Craig Fox of the Finger Lakes Times has also reported on the spraypark claim filed. From the article:
A Rochester attorney and a nationally known Seattle law firm yesterday filed a notice of claim for a class action suit they may bring on behalf of some families who became sick after visiting the spraypark at Seneca Lake State Park.
The 4-year-old sprayground was closed Aug. 15 after about 40 people complained of a gastrointestinal illness. In subsequent weeks, reports of the outbreak grew to more than 3,869 people in 35 counties – with 612 cases confirmed.
The state Health Department determined the illness was cryptosporidiosis, caused by a microscopic parasite.
Filed with the state Attorney General’s office, the notice of claim names Rochester resident Tricia Van Putte and her two young children as plaintiffs, but Nunes and the Seattle law firm are also representing several other families.
“This is just the first step,” Nunes said Thursday, adding they had only 90 days to file this paperwork before the statutes of limitations would have run out.
Nunes said that days after their Aug. 11 visit to the spraypark, Van Putte and her two young children, Grace and Tyler, came down with diarrhea, abdominal cramping, nausea, vomiting, fever, headache and loss of appetite.
The attorneys will now start gathering information, conducting research and reviewing evidence before deciding whether to proceed with the lawsuit, they said.
Wendy Gibson, a spokeswoman with state parks office, said she could not comment on potential litigation.

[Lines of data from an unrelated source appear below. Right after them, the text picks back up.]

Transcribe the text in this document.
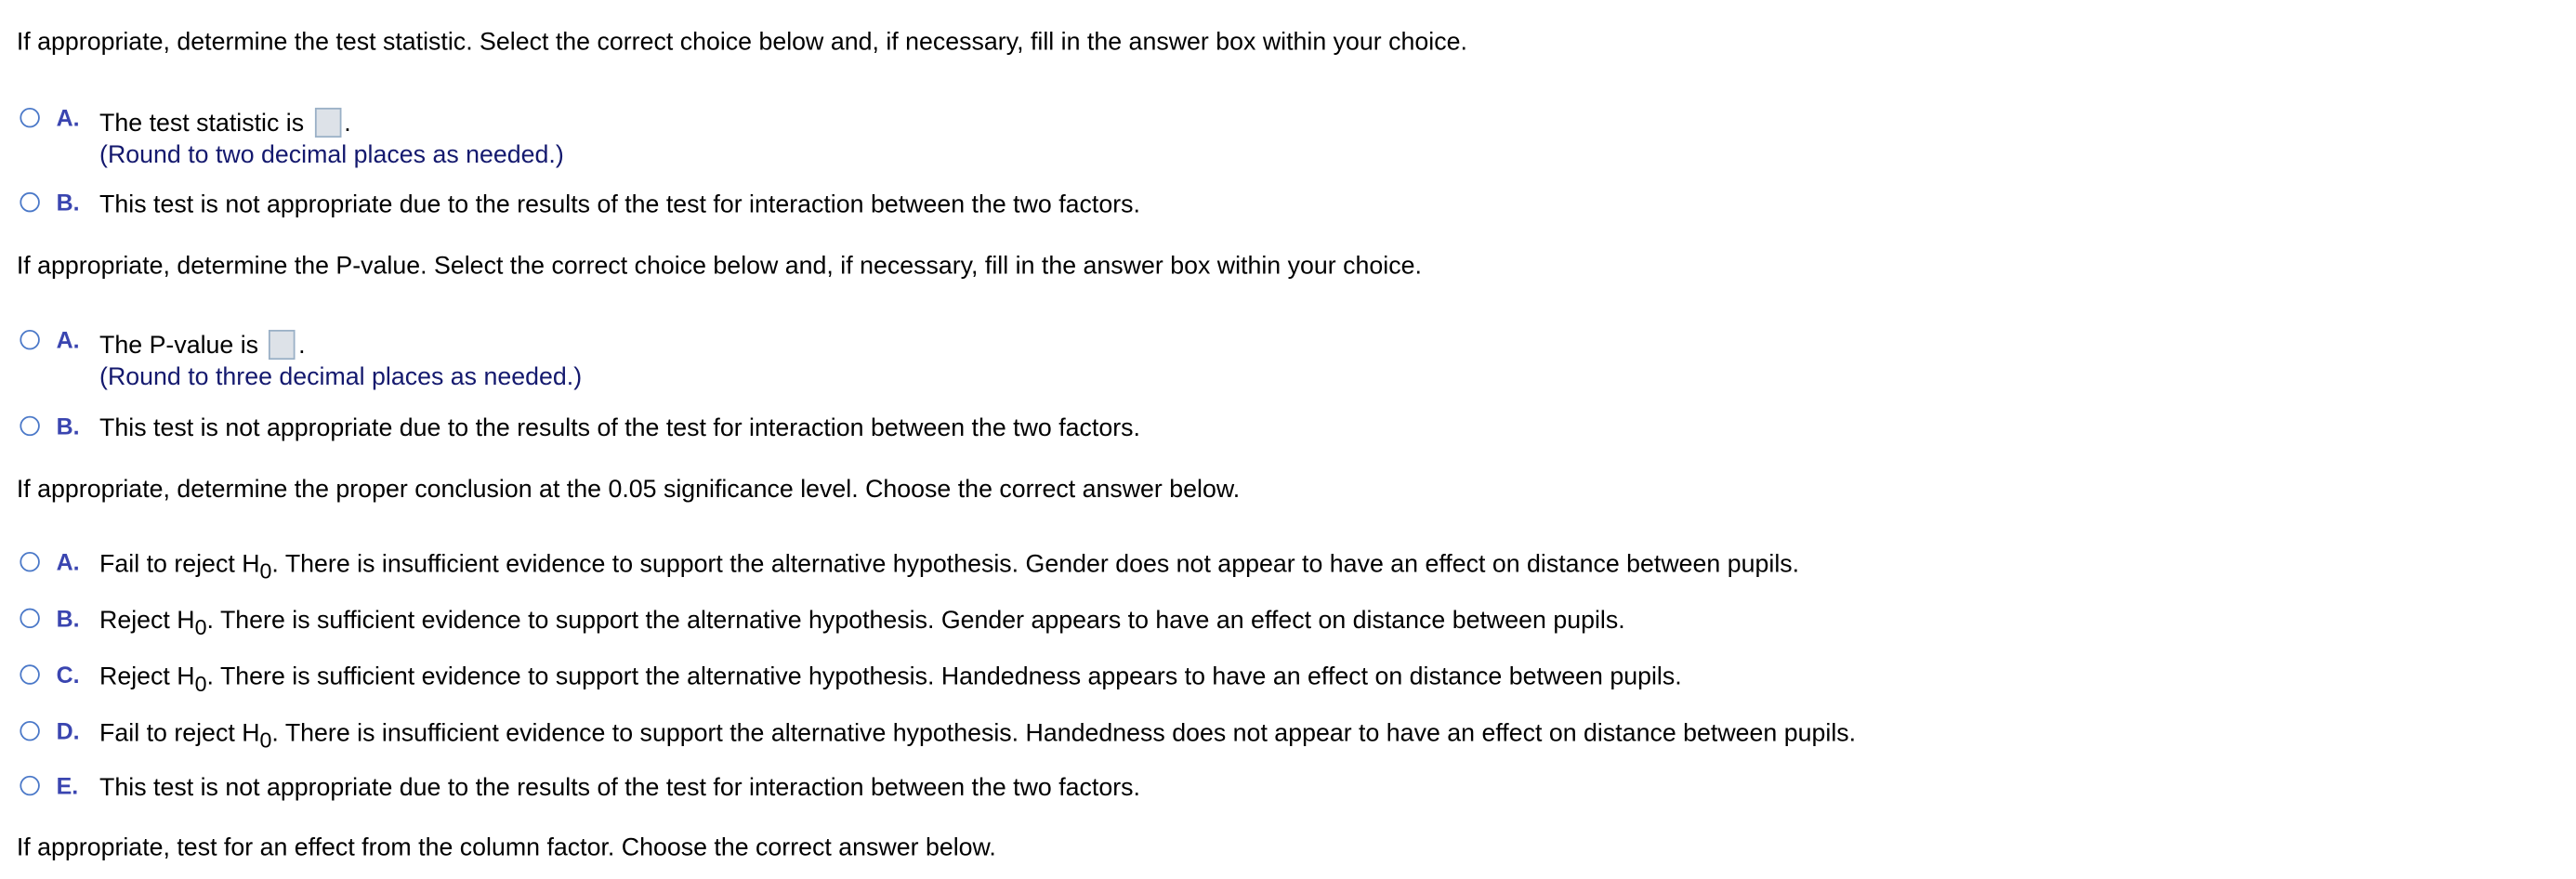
If appropriate, determine the test statistic. Select the correct choice below and, if necessary, fill in the answer box within your choice.
A. The test statistic is	.
(Round to two decimal places as needed.)
B. This test is not appropriate due to the results of the test for interaction between the two factors.
If appropriate, determine the P-value. Select the correct choice below and, if necessary, fill in the answer box within your choice.
A. The P-value is	.
(Round to three decimal places as needed.)
B. This test is not appropriate due to the results of the test for interaction between the two factors.
If appropriate, determine the proper conclusion at the 0.05 significance level. Choose the correct answer below.
A. Fail to reject $H_0$. There is insufficient evidence to support the alternative hypothesis. Gender does not appear to have an effect on distance between pupils.
B. Reject $H_0$. There is sufficient evidence to support the alternative hypothesis. Gender appears to have an effect on distance between pupils.
C. Reject $H_0$. There is sufficient evidence to support the alternative hypothesis. Handedness appears to have an effect on distance between pupils.
D. Fail to reject $H_0$. There is insufficient evidence to support the alternative hypothesis. Handedness does not appear to have an effect on distance between pupils.
E. This test is not appropriate due to the results of the test for interaction between the two factors.
If appropriate, test for an effect from the column factor. Choose the correct answer below.
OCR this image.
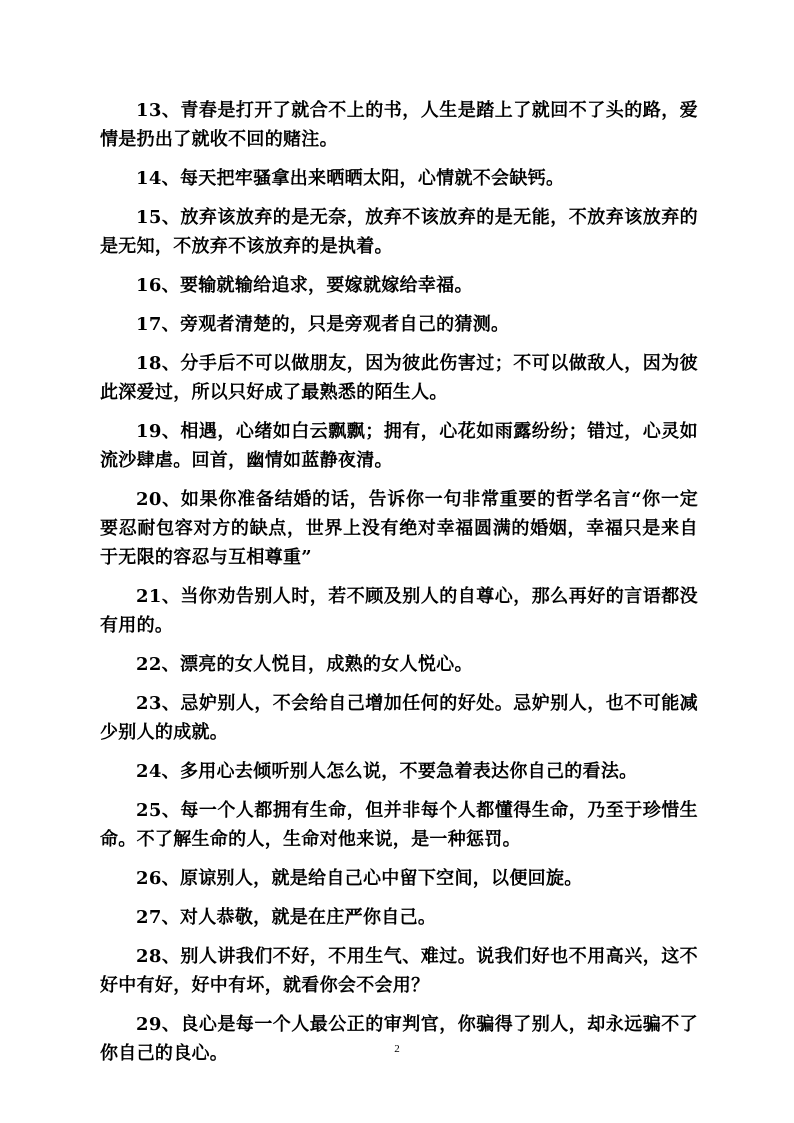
13、青春是打开了就合不上的书，人生是踏上了就回不了头的路，爱情是扔出了就收不回的赌注。

14、每天把牢骚拿出来晒晒太阳，心情就不会缺钙。

15、放弃该放弃的是无奈，放弃不该放弃的是无能，不放弃该放弃的是无知，不放弃不该放弃的是执着。

16、要输就输给追求，要嫁就嫁给幸福。

17、旁观者清楚的，只是旁观者自己的猜测。

18、分手后不可以做朋友，因为彼此伤害过；不可以做敌人，因为彼此深爱过，所以只好成了最熟悉的陌生人。

19、相遇，心绪如白云飘飘；拥有，心花如雨露纷纷；错过，心灵如流沙肆虐。回首，幽情如蓝静夜清。

20、如果你准备结婚的话，告诉你一句非常重要的哲学名言“你一定要忍耐包容对方的缺点，世界上没有绝对幸福圆满的婚姻，幸福只是来自于无限的容忍与互相尊重”

21、当你劝告别人时，若不顾及别人的自尊心，那么再好的言语都没有用的。

22、漂亮的女人悦目，成熟的女人悦心。

23、忌妒别人，不会给自己增加任何的好处。忌妒别人，也不可能减少别人的成就。

24、多用心去倾听别人怎么说，不要急着表达你自己的看法。

25、每一个人都拥有生命，但并非每个人都懂得生命，乃至于珍惜生命。不了解生命的人，生命对他来说，是一种惩罚。

26、原谅别人，就是给自己心中留下空间，以便回旋。

27、对人恭敬，就是在庄严你自己。

28、别人讲我们不好，不用生气、难过。说我们好也不用高兴，这不好中有好，好中有坏，就看你会不会用？

29、良心是每一个人最公正的审判官，你骗得了别人，却永远骗不了你自己的良心。	2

Earlier in the week, Gibson said that the state still has not found what caused the cryptosporidium parasite to contaminate two water-holding tanks connected to the sprayground’s filtration system.
Before the notice of claim was filed Thursday, Albany attorney Don Boyajian, a partner with Dreyer Boyajian, LLP, in Albany, was already soliciting clients, saying his firm could file a class action lawsuit to sue for the pain and suffering and lost wages. Boyajian has been running ads in the Finger Lakes Times as recent as Wednesday, looking for clients.
The Seattle firm has been involved in some of the country’s most high-profile lawsuits involving food-and waterborne contamination, E. coli, hepatitis and salmonella. Its biggest case involved children who were contaminated with E. coli at several Jack In The Box restaurants on the West Coast in 1993. The family of a 12-year-old girl who was hospitalized for several months was awarded $15.6 million.
The firm has also represented several people contaminated with E. coli at a petting zoo in Florida three years ago.
In 2002, Seattle attorney Bill Marler and Nunes also worked together on a case in which more than 75 people got salmonella during a function at the Brook-Lea Country Club in Rochester.
Contacted in his Seattle office, Marler said there must have been “a design or functional flaw” in the spraypark system because the outbreak lasted several weeks and so many people got sick.
“It’s not a logical explanation” that feces from a child whose diaper was changed near the water park could have been the source of the contamination, he said.
On Aug. 26, the Health Department concluded it will rewrite regulations governing water quality at all sprayparks and will implement them by November.
But Marler contended there’s an ongoing problem with water quality in spray parks across the country, with about 170 outbreaks at a variety of water recreational venues during between 1989 and 1999.
Many sprayparks across the country have been permanently closed after outbreaks have occurred, Marler said. So far, 33 people have been hospitalized with cryptosporidiosis from the Seneca Lake spraypark outbreak, he said.
An unidentified family of four sisters, their eight children and their parents all became ill last month, and the husband of one of the women was hospitalized for three days with dehydration, Nunes said.
“It can affect people in different ways,” said Nunes, an attorney with the firm of Underberg & Kessler.